Pas de Charles Michel qui s’invite dans les foyers belges à une heure de grande écoute pour s’adresser gravement à la nation, mais un Premier ministre qui y est allé d’une courte allocution devant la presse, à l’issue du conseil des ministres qui a fixé la marche à suivre.

Plus de Parlement spécialement convoqué pour une séance d’hommage, mais un éloge funèbre ce jeudi en début de séance ordinaire, prononcé par le vice-premier Kris Peeters au nom du gouvernement (Charles Michel sera absent pour raisons familiales) et le président de la Chambre, le… N-VA Siegfried Bracke. Avant que les députés fédéraux ne passent sans transition à l’ordre du jour.

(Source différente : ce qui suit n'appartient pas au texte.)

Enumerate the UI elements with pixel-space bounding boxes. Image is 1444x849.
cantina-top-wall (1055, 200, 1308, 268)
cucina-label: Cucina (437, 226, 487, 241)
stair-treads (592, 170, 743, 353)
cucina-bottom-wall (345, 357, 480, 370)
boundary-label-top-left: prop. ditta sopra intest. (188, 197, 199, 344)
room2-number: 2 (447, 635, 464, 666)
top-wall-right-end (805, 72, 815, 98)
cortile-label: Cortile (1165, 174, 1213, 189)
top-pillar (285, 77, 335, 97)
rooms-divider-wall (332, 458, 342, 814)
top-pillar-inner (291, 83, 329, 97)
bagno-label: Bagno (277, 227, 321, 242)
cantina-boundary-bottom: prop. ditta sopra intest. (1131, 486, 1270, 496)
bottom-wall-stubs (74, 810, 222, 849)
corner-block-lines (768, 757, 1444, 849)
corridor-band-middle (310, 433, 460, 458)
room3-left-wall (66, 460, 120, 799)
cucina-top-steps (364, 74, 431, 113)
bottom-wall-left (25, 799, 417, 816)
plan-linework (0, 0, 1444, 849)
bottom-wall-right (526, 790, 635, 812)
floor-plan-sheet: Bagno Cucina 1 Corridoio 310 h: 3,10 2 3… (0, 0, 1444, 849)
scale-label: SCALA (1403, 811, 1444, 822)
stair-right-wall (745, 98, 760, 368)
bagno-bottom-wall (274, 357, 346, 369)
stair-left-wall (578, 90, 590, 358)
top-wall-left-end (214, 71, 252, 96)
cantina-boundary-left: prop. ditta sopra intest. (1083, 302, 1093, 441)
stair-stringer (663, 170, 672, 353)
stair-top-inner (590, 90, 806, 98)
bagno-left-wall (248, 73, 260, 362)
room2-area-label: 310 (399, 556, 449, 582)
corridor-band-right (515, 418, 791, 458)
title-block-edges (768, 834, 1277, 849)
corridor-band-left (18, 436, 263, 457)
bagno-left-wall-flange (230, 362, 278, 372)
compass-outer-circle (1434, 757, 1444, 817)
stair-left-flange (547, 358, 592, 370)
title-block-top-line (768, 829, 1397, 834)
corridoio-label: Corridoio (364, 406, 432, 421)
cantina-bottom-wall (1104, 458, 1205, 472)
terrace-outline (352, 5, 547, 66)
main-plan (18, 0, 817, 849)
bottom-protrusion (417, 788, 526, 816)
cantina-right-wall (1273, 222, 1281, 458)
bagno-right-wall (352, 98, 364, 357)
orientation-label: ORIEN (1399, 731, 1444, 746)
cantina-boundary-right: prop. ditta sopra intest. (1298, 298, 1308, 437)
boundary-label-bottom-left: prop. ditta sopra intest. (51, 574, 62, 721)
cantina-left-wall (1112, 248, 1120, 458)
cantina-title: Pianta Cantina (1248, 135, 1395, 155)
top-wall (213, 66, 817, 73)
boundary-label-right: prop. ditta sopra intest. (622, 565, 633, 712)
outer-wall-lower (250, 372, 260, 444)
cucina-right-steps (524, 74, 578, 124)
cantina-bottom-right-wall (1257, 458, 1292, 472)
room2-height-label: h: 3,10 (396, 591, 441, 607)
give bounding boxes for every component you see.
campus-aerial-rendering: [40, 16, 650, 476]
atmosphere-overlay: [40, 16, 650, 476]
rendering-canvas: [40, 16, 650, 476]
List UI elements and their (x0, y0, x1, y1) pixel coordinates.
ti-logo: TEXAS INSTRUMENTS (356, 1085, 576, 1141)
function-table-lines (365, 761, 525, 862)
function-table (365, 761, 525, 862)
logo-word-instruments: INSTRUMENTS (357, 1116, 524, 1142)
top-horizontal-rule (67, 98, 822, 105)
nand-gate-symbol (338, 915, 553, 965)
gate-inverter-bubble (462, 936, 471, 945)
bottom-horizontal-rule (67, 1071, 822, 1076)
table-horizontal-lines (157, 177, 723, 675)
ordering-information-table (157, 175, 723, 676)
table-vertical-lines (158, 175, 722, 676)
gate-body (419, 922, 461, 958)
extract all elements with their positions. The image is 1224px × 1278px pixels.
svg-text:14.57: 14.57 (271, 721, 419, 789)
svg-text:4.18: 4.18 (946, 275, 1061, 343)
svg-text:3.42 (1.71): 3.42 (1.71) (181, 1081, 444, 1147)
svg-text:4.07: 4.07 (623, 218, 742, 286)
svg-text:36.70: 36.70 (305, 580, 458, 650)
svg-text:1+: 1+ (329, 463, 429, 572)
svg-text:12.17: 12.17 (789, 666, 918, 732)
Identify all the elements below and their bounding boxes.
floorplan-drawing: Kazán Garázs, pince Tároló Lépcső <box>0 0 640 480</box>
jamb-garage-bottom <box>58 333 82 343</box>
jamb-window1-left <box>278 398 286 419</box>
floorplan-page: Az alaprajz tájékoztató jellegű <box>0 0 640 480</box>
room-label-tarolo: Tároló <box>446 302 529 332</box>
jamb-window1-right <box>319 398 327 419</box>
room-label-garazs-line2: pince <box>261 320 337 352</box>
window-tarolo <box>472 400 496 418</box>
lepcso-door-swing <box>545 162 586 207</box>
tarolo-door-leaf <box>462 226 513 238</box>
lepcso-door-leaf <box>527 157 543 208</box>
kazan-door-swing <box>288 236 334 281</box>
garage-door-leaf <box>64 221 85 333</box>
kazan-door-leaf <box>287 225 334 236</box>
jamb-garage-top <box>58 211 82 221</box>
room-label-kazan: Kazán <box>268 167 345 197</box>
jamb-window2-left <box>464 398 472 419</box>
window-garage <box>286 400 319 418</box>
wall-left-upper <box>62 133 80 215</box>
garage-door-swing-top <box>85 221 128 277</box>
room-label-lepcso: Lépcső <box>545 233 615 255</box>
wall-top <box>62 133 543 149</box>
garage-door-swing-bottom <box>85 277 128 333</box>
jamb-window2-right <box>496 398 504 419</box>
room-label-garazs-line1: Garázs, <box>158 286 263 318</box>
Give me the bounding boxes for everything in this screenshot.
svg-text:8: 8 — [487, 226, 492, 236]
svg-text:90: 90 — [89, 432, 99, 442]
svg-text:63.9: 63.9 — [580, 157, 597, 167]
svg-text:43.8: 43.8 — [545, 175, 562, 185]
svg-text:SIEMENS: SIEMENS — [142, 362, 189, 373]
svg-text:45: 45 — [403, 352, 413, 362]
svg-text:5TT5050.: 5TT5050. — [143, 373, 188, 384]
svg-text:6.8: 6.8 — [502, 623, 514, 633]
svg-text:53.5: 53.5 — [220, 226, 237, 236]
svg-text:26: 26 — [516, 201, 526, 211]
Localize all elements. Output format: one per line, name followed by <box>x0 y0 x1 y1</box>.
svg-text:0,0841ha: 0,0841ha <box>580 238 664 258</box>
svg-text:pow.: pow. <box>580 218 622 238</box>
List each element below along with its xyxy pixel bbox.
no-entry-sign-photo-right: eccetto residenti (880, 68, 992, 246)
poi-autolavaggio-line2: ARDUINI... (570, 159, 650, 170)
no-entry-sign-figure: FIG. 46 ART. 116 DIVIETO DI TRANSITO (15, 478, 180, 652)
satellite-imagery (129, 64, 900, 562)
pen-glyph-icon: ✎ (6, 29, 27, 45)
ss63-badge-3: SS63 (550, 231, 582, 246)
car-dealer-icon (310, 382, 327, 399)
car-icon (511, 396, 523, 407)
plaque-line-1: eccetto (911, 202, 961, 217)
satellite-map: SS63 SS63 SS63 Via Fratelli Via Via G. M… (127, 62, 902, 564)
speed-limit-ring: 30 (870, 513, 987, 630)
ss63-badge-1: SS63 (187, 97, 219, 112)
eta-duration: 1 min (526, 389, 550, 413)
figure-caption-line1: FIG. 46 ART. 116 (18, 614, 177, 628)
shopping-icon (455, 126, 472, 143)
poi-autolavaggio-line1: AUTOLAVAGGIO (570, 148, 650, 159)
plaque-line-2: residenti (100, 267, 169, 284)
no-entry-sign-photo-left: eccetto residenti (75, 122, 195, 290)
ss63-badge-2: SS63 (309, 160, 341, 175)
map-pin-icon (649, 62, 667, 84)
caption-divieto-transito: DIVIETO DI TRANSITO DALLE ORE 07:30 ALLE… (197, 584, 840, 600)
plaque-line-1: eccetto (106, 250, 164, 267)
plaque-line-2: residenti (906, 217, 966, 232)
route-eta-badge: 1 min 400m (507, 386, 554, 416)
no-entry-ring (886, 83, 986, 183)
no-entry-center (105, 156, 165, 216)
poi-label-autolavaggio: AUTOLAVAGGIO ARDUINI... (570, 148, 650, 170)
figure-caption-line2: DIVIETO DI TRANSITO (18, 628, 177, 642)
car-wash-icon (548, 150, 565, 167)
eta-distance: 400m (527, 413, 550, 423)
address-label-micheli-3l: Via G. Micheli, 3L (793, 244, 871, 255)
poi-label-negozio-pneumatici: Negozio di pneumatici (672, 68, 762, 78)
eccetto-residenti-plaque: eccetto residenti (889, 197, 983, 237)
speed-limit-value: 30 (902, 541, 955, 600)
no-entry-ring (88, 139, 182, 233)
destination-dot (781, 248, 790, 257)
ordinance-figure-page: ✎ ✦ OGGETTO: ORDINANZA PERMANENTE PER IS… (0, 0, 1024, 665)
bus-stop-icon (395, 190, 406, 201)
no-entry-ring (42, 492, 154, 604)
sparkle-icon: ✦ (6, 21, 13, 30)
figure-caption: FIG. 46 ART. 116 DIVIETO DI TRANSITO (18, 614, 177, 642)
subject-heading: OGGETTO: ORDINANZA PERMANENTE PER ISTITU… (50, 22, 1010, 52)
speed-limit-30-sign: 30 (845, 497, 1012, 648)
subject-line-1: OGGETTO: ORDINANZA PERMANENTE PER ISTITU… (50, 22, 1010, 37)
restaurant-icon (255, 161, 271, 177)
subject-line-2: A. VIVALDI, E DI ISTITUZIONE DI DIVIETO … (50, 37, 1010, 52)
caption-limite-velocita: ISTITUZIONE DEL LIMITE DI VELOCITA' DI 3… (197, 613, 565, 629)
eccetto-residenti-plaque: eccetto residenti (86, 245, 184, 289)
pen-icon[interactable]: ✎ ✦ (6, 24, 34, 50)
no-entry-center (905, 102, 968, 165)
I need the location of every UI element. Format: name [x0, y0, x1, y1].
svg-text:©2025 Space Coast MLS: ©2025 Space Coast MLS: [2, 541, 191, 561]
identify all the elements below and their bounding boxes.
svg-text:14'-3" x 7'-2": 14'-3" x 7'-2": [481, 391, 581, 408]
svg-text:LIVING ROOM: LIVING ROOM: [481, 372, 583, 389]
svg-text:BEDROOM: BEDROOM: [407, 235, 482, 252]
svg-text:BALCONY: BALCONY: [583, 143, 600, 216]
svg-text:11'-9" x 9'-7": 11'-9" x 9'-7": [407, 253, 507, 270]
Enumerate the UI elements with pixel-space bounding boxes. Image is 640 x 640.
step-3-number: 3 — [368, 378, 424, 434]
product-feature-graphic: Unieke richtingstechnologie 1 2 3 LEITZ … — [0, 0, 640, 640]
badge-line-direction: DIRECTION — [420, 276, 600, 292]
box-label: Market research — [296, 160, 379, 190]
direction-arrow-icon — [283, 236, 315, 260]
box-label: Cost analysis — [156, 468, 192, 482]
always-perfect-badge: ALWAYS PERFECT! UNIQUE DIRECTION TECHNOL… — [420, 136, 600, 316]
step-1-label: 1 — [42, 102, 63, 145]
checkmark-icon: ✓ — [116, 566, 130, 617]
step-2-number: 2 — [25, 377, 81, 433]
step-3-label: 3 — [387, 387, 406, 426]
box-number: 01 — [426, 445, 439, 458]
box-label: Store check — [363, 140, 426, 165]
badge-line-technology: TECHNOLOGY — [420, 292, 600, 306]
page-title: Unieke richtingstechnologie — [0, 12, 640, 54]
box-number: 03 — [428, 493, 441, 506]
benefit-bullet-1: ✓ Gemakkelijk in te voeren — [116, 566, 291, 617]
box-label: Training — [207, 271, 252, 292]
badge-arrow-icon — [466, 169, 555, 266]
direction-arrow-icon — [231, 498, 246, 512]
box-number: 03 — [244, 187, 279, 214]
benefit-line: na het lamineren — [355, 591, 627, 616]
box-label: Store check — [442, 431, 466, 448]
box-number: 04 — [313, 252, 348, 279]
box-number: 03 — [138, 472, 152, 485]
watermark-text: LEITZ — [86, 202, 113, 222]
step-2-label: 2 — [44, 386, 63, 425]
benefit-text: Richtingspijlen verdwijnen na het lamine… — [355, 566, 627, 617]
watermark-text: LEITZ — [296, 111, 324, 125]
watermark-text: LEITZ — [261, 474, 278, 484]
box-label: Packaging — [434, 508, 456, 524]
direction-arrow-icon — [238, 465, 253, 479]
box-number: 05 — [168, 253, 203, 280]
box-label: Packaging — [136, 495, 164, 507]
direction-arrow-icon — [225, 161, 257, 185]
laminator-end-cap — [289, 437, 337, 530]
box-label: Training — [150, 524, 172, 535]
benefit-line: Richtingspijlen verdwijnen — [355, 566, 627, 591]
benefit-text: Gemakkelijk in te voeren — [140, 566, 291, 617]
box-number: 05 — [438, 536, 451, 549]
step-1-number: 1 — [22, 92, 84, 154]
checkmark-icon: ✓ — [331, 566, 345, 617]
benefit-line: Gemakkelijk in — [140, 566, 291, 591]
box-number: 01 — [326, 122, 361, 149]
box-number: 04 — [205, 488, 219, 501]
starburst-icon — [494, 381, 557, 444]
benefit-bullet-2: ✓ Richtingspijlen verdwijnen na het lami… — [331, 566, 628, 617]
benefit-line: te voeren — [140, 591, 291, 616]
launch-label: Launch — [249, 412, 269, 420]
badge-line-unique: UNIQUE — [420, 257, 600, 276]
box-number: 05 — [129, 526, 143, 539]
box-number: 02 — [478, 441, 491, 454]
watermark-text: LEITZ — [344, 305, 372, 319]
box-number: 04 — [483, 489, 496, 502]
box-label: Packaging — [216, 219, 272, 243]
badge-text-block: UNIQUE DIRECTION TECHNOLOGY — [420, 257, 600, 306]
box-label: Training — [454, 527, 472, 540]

On ne respecte plus rien, les bonnes manières se perdent, se chagrineront certains. Il faut bien vivre avec son temps, rétorquera l’immense majorité.

Le Royaume ne s’arrêtera pas de tourner, de gouverner ou de contester, pour pleurer longuement la disparition d’une reine retirée depuis 21 ans et qui d’ailleurs n’a jamais eu l’aura de la « Reine Infirmière » que fut Elisabeth sur le front de l’Yser durant la Grande Guerre.

La société n’est plus prête à s’accommoder de tout un cérémonial d’un autre âge, d’une étiquette vestimentaire dépassée, d’une pompe surannée. La monarchie est descendue de son piédestal. Et si le peuple lui-même ne pousse plus à la consommation…

« 50 ans séparent les funérailles d’Elisabeth et de Fabiola, soit deux générations. L’évolution sociétale est énorme. La Belgique n’est pas non plus l’Angleterre, où le cérémonial et le rituel qui entourent la monarchie sont inamovibles », relève Pierre-Yves Monette, ancien conseiller au Palais royal.

1965-2014, la Belgique vit sur un autre planète. Où l’on conçoit mal que fonctionnaires ( fédéraux et/ou régionaux ?), enseignants et écoliers (francophones et/ou néerlandophones ? ) obtiennent congé pour cause de funérailles nationales. Où l’on n’ose plus imaginer d’ imposer à des ministres fédéraux, N-VA désormais compris, d’observer un deuil de Cour durant un mois, de passer ainsi le cap des fêtes de fin d’année en habit noir, sevrés de « galas, soirées dansantes ou théâtrales », alors que leurs collègues des entités fédérés resteraient libres de s’en donner à coeur joie.

Comment d’ailleurs infliger pareille épreuve aux représentants du premier parti de Flandre et de Belgique, séparatiste et républicain, sans en faire un casus belli ? Dans une Belgique (con)fédérale, on n’est plus sûr de rien. Multiplier les manifestations d’hommage, c’ est accroître les risques de faux pas, de possibles dérapages politico-communautaires.

L’enterrement de la reine Fabiola, c’est aussi celui des derniers restes de la Belgique de papa.